À l’occasion d’Octobre Rose, mois mondial de sensibilisation à la lutte contre le cancer du sein, la journaliste et coordonnatrice de l’ONG Leadership des Femmes des Médias (LFM), Grace Shako, a lancé un plaidoyer en faveur d’une prise en charge accrue de cette maladie en République démocratique du Congo.
Un message personnel et universel
Dans un témoignage fort et intime, Grace Shako, femme approchant la quarantaine, a souligné que le cancer du sein n’est pas une réalité lointaine, mais un danger qui concerne toutes les femmes, sans exception.
« Le cancer du sein n’est pas une histoire des autres. C’est une réalité qui nous concerne, toi, moi, chacune de nous », a-t-elle déclaré.
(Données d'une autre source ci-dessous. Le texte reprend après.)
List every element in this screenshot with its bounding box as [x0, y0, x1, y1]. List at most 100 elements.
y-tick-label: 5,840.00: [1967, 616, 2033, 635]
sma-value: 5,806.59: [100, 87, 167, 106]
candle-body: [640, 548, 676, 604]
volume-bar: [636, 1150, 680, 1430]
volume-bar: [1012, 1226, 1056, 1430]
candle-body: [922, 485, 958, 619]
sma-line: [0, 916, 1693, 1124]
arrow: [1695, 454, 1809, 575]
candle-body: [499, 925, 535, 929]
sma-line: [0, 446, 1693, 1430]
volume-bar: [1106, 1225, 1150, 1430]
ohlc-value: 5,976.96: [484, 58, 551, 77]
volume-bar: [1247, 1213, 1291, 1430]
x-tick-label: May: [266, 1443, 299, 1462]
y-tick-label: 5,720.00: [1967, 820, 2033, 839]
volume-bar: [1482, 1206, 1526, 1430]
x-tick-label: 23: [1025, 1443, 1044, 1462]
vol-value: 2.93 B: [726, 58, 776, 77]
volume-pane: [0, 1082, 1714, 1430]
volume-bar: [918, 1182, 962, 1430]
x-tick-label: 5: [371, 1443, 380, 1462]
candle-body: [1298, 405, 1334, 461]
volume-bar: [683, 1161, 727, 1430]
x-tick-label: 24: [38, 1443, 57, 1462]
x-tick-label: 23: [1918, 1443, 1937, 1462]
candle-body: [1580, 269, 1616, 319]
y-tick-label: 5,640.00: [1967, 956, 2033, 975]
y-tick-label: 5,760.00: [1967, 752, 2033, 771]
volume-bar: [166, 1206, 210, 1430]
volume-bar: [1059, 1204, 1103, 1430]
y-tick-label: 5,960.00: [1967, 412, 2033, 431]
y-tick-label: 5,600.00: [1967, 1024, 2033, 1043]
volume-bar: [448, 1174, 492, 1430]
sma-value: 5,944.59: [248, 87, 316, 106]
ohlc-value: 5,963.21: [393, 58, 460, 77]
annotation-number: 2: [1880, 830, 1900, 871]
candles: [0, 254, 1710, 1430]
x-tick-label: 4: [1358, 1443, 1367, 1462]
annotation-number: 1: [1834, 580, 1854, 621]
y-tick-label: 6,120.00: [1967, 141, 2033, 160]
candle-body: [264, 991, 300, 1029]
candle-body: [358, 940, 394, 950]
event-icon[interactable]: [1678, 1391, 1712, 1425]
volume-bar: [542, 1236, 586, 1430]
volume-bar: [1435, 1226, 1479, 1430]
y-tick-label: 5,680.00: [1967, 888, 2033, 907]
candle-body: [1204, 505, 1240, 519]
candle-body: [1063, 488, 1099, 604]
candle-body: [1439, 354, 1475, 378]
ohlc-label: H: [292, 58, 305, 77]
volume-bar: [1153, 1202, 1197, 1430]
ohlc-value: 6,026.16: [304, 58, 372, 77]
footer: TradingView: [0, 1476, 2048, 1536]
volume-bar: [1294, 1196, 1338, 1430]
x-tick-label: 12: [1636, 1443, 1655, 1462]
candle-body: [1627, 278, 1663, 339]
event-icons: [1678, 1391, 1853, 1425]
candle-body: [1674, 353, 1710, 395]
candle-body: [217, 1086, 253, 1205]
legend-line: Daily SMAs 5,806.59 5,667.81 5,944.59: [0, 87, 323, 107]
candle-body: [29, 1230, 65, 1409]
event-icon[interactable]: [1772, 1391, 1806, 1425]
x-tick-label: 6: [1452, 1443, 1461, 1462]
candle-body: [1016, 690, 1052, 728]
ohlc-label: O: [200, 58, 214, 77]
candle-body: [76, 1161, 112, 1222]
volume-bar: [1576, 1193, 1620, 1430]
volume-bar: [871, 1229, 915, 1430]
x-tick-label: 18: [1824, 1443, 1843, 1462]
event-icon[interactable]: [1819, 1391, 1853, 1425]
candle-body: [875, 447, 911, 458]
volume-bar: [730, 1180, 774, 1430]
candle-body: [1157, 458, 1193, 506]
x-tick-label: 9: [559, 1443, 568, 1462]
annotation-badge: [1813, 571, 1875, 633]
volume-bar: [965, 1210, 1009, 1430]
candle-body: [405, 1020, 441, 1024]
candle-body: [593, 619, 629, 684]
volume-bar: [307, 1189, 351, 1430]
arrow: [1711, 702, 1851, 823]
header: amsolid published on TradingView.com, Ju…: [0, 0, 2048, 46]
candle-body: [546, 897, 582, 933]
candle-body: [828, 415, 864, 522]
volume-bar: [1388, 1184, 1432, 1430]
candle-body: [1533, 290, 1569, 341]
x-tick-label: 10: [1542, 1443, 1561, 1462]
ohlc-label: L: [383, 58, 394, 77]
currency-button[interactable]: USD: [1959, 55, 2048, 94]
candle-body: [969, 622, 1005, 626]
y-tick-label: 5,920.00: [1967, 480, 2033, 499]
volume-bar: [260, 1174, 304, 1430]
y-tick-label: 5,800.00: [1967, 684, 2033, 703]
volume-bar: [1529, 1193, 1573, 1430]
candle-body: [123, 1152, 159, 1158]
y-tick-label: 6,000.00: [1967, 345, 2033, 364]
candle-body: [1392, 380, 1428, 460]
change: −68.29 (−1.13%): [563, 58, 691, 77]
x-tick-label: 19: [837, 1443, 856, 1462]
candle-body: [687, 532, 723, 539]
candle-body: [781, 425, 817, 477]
Pour elle, le dépistage précoce reste l’arme la plus efficace pour sauver des vies. Elle a ainsi invité les femmes à surmonter la peur et le tabou afin d’aller se faire dépister régulièrement.
Un appel direct au Gouvernement
Au-delà de l’engagement personnel, la coordonnatrice de LFM a adressé un message clair aux autorités congolaises.
Elle exhorte le Gouvernement central à mettre en place une véritable stratégie nationale de lutte contre le cancer du sein, qui passerait par :
– La gratuité du dépistage pour toutes les femmes à partir de 35 ans ;
– L’accessibilité des services de dépistage sur l’ensemble du territoire ;
– Une politique publique structurée et durable, intégrant la sensibilisation, la prévention et la prise en charge médicale.
« Chaque femme mérite une chance de vivre », a martelé la journaliste.
L’engagement de parler et d’agir
Grace Shako a affirmé sa détermination à prendre la parole chaque jour de ce mois d’Octobre Rose pour sensibiliser, informer et éveiller les consciences.
Son engagement entre dans une démarche citoyenne et militante de faire de la santé des femmes une priorité nationale.
Une urgence collective
Avec plus de 2,3 millions de nouveaux cas de cancer du sein diagnostiqués dans le monde chaque année selon l’OMS, et une mortalité encore élevée en Afrique à cause du diagnostic tardif, le plaidoyer de Grace Shako résonne comme un cri d’alerte.
Son initiative rappelle que la lutte contre le cancer du sein ne peut reposer uniquement sur les épaules des femmes elles-mêmes.
Cette lutte nécessite un engagement collectif, celui des familles, des communautés, des médias, mais aussi et surtout des décideurs politiques.